The Government argues that we can leave it to the market, because people will choose higher quality food. For those of us at the sharp end of food insecurity, the argument of “freedom to choose” is of course hard to swallow. And the impacts of it go beyond the consumers. Conservative peer Anne McIntosh reminded us how this argument works out in practice in last week’s House of Lords debate:

It appears that the Government are seriously considering allowing in these substandard products, as I would call them, but placing tariffs on them and labelling them. That is completely unacceptable… 

We could end up in a situation that the Minister… will remember only too well: the unilateral ban in this country on sow stalls and tethers. Yes, we had the red tractor system… but the consumers went out and voted with their feet. They read the label, but they looked at the price and bought the cheaper imports. I do not want to place our consumers in that difficult position, and I do not want to see family farms where I grew up, and which I represented for 18 years, go to the wall because the Government will not sign on the dotted line… 

Of course, the UK Government’s real concern is a UK-US trade deal. No chlorinated chicken, no deal. But they underestimate the strength of consumer feeling on this issue. Nobody voted for Brexit to make chicken cheaper and crueller. Nobody voted for Brexit to put UK farmers out of business. 

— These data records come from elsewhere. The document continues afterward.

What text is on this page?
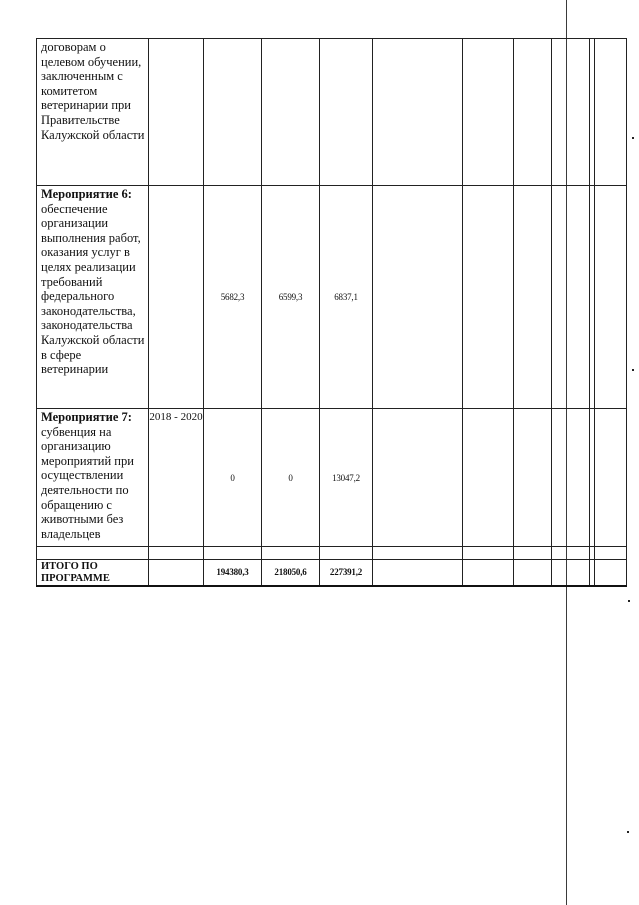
договорам о целевом обучении, заключенным с комитетом ветеринарии при Правительстве Калужской области										
Мероприятие 6:
обеспечение организации выполнения работ, оказания услуг в целях реализации требований федерального законодательства, законодательства Калужской области в сфере ветеринарии		5682,3	6599,3	6837,1						
Мероприятие 7:
субвенция на организацию мероприятий при осуществлении деятельности по обращению с животными без владельцев	2018 - 2020	0	0	13047,2						

ИТОГО ПО ПРОГРАММЕ		194380,3	218050,6	227391,2						
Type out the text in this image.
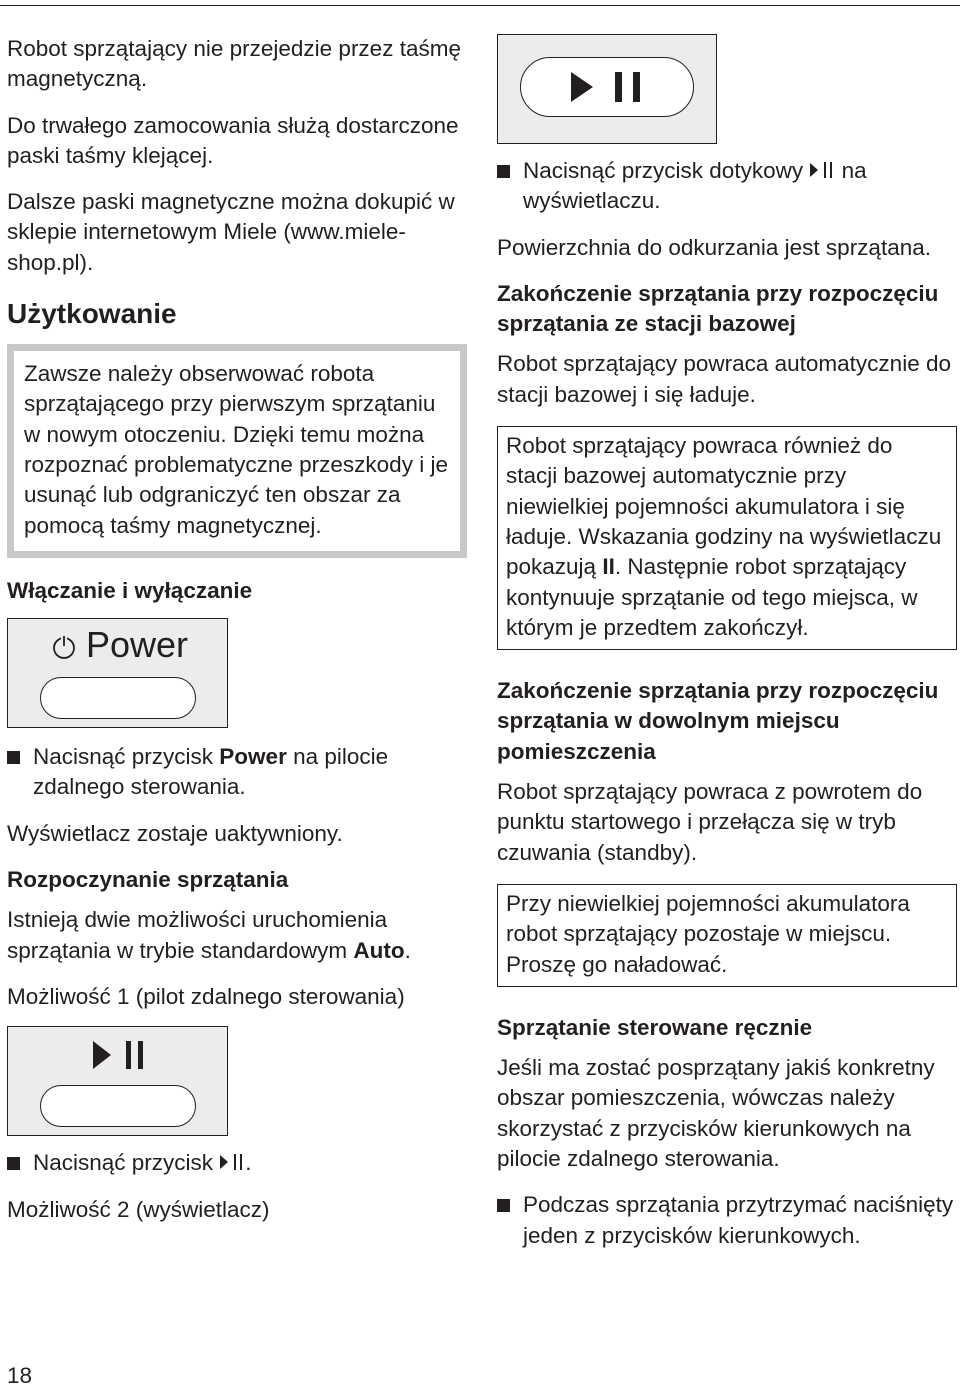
Robot sprzątający nie przejedzie przez taśmę magnetyczną.

Do trwałego zamocowania służą dostarczone paski taśmy klejącej.

Dalsze paski magnetyczne można dokupić w sklepie internetowym Miele (www.miele-shop.pl).

Użytkowanie

Zawsze należy obserwować robota sprzątającego przy pierwszym sprzątaniu w nowym otoczeniu. Dzięki temu można rozpoznać problematyczne przeszkody i je usunąć lub odgraniczyć ten obszar za pomocą taśmy magnetycznej.

Włączanie i wyłączanie
Power
Nacisnąć przycisk Power na pilocie zdalnego sterowania.

Wyświetlacz zostaje uaktywniony.

Rozpoczynanie sprzątania

Istnieją dwie możliwości uruchomienia sprzątania w trybie standardowym Auto.

Możliwość 1 (pilot zdalnego sterowania)

Nacisnąć przycisk .

Możliwość 2 (wyświetlacz)

Nacisnąć przycisk dotykowy  na wyświetlaczu.

Powierzchnia do odkurzania jest sprzątana.

Zakończenie sprzątania przy rozpoczęciu sprzątania ze stacji bazowej

Robot sprzątający powraca automatycznie do stacji bazowej i się ładuje.

Robot sprzątający powraca również do stacji bazowej automatycznie przy niewielkiej pojemności akumulatora i się ładuje. Wskazania godziny na wyświetlaczu pokazują II. Następnie robot sprzątający kontynuuje sprzątanie od tego miejsca, w którym je przedtem zakończył.

Zakończenie sprzątania przy rozpoczęciu sprzątania w dowolnym miejscu pomieszczenia

Robot sprzątający powraca z powrotem do punktu startowego i przełącza się w tryb czuwania (standby).

Przy niewielkiej pojemności akumulatora robot sprzątający pozostaje w miejscu. Proszę go naładować.

Sprzątanie sterowane ręcznie

Jeśli ma zostać posprzątany jakiś konkretny obszar pomieszczenia, wówczas należy skorzystać z przycisków kierunkowych na pilocie zdalnego sterowania.

Podczas sprzątania przytrzymać naciśnięty jeden z przycisków kierunkowych.
18
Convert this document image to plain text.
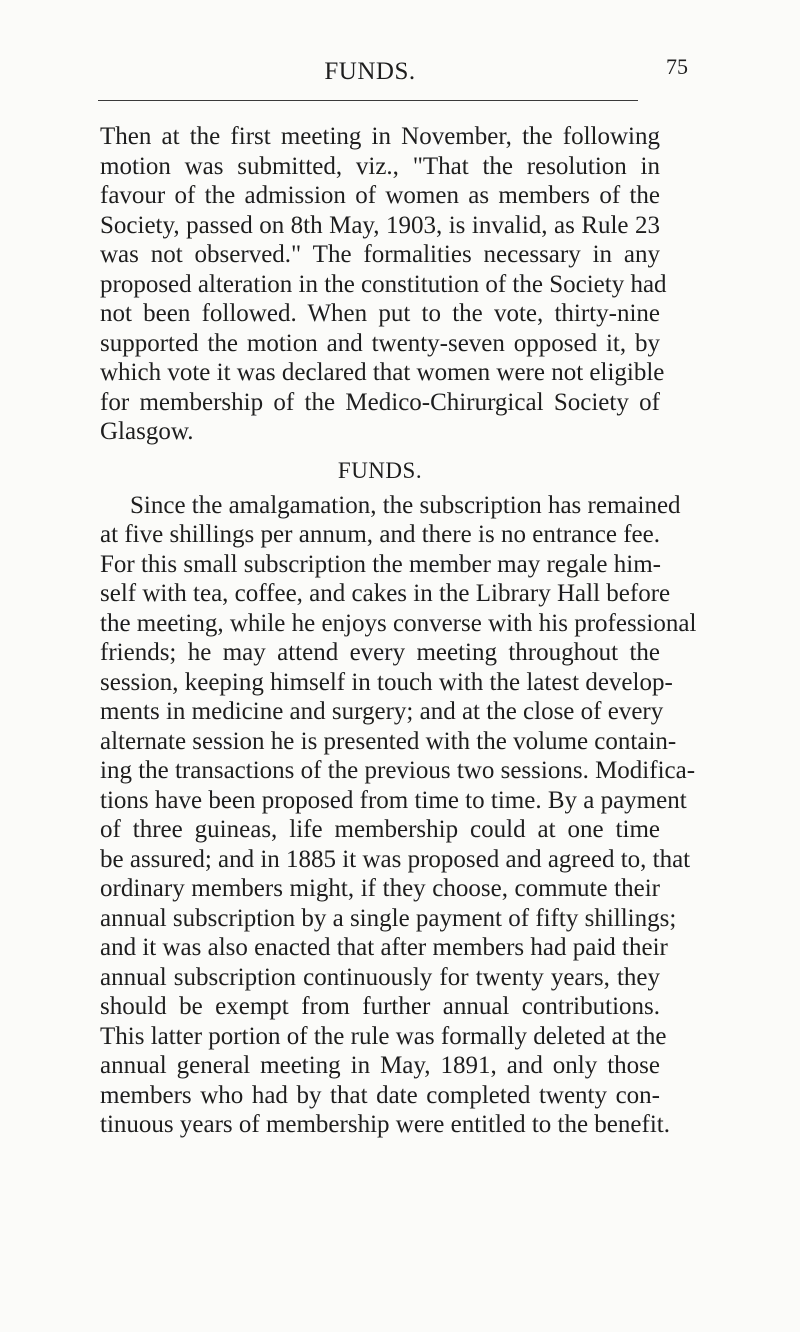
FUNDS.	75
Then at the first meeting in November, the following
motion was submitted, viz., "That the resolution in
favour of the admission of women as members of the
Society, passed on 8th May, 1903, is invalid, as Rule 23
was not observed." The formalities necessary in any
proposed alteration in the constitution of the Society had
not been followed. When put to the vote, thirty-nine
supported the motion and twenty-seven opposed it, by
which vote it was declared that women were not eligible
for membership of the Medico-Chirurgical Society of
Glasgow.
FUNDS.
Since the amalgamation, the subscription has remained
at five shillings per annum, and there is no entrance fee.
For this small subscription the member may regale him-
self with tea, coffee, and cakes in the Library Hall before
the meeting, while he enjoys converse with his professional
friends; he may attend every meeting throughout the
session, keeping himself in touch with the latest develop-
ments in medicine and surgery; and at the close of every
alternate session he is presented with the volume contain-
ing the transactions of the previous two sessions. Modifica-
tions have been proposed from time to time. By a payment
of three guineas, life membership could at one time
be assured; and in 1885 it was proposed and agreed to, that
ordinary members might, if they choose, commute their
annual subscription by a single payment of fifty shillings;
and it was also enacted that after members had paid their
annual subscription continuously for twenty years, they
should be exempt from further annual contributions.
This latter portion of the rule was formally deleted at the
annual general meeting in May, 1891, and only those
members who had by that date completed twenty con-
tinuous years of membership were entitled to the benefit.
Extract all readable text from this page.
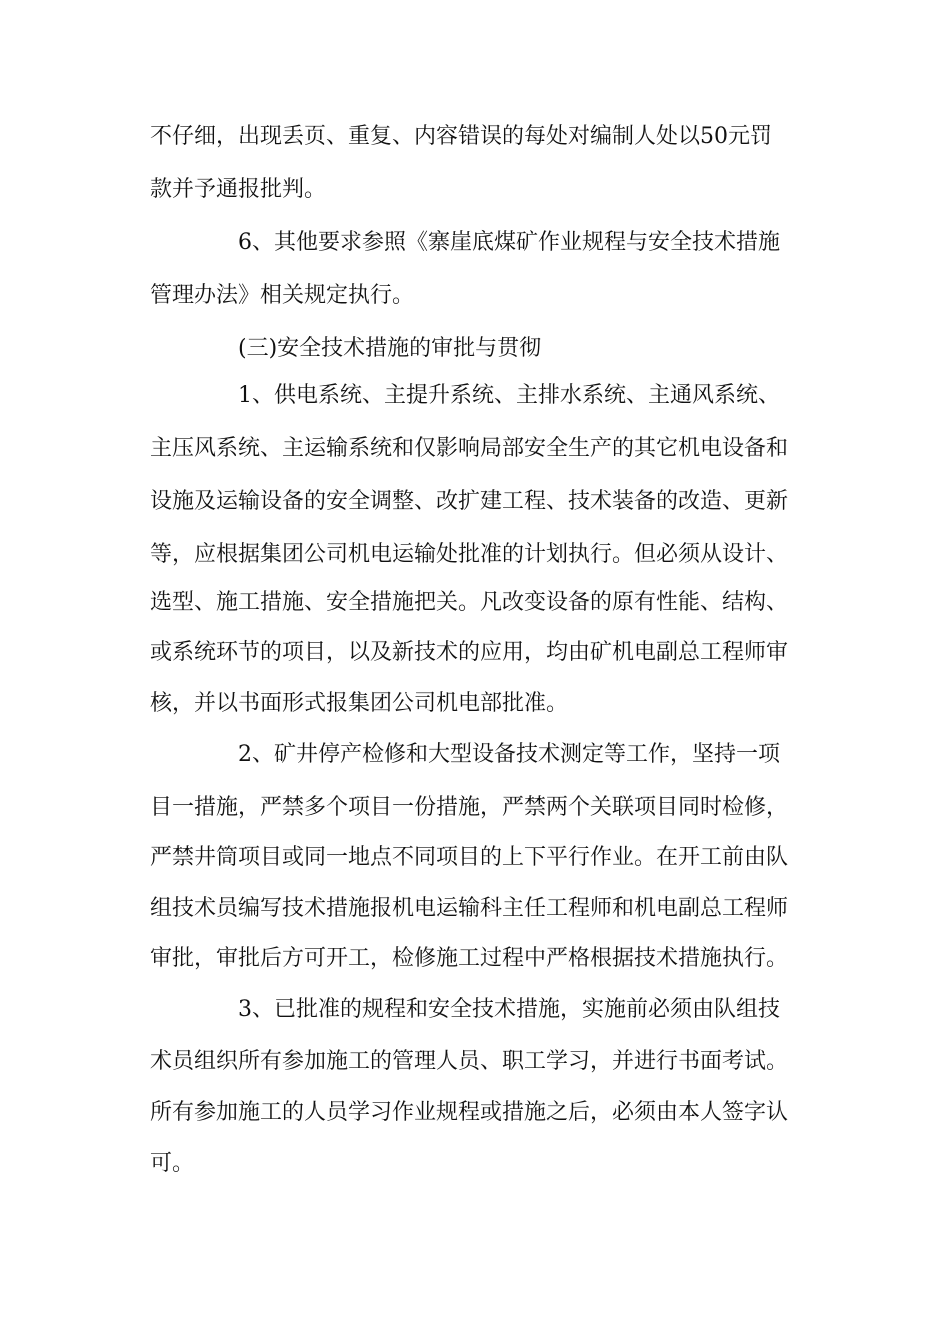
不仔细，出现丢页、重复、内容错误的每处对编制人处以50元罚

款并予通报批判。

6、其他要求参照《寨崖底煤矿作业规程与安全技术措施

管理办法》相关规定执行。

(三)安全技术措施的审批与贯彻

1、供电系统、主提升系统、主排水系统、主通风系统、

主压风系统、主运输系统和仅影响局部安全生产的其它机电设备和

设施及运输设备的安全调整、改扩建工程、技术装备的改造、更新

等，应根据集团公司机电运输处批准的计划执行。但必须从设计、

选型、施工措施、安全措施把关。凡改变设备的原有性能、结构、

或系统环节的项目，以及新技术的应用，均由矿机电副总工程师审

核，并以书面形式报集团公司机电部批准。

2、矿井停产检修和大型设备技术测定等工作，坚持一项

目一措施，严禁多个项目一份措施，严禁两个关联项目同时检修，

严禁井筒项目或同一地点不同项目的上下平行作业。在开工前由队

组技术员编写技术措施报机电运输科主任工程师和机电副总工程师

审批，审批后方可开工，检修施工过程中严格根据技术措施执行。

3、已批准的规程和安全技术措施，实施前必须由队组技

术员组织所有参加施工的管理人员、职工学习，并进行书面考试。

所有参加施工的人员学习作业规程或措施之后，必须由本人签字认

可。
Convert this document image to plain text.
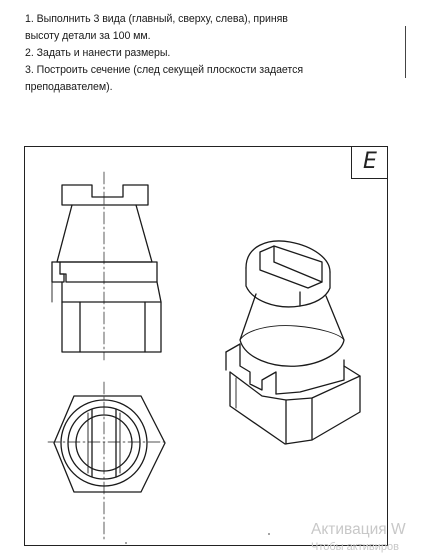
1. Выполнить 3 вида (главный, сверху, слева), приняв
высоту детали за 100 мм.
2. Задать и нанести размеры.
3. Построить сечение (след секущей плоскости задается
преподавателем).
Е
Активация W
Чтобы активиров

Fundamentally, this is a right to food issue: ensuring that our food is not just available but also culturally acceptable, healthy and sustainable. It must be for the people of a country – whether Scotland or the UK – to make the call about what they eat; not just as individuals, but as a society. And of course even if the Scottish Parliament wanted to ban this chicken, the Internal Market Bill will allow Westminster to overrule Holyrood. 

This goes beyond the impact on Scotland and the UK. The UK imports more food than India – we import three times as much food as we export. Upholding our standards – on the environment, on climate change, on animal welfare, on traceability – is one place we can show leadership. So as we argue for urgent action on biodiversity and climate change, let’s not forget that food standards save lives – now and for future generations.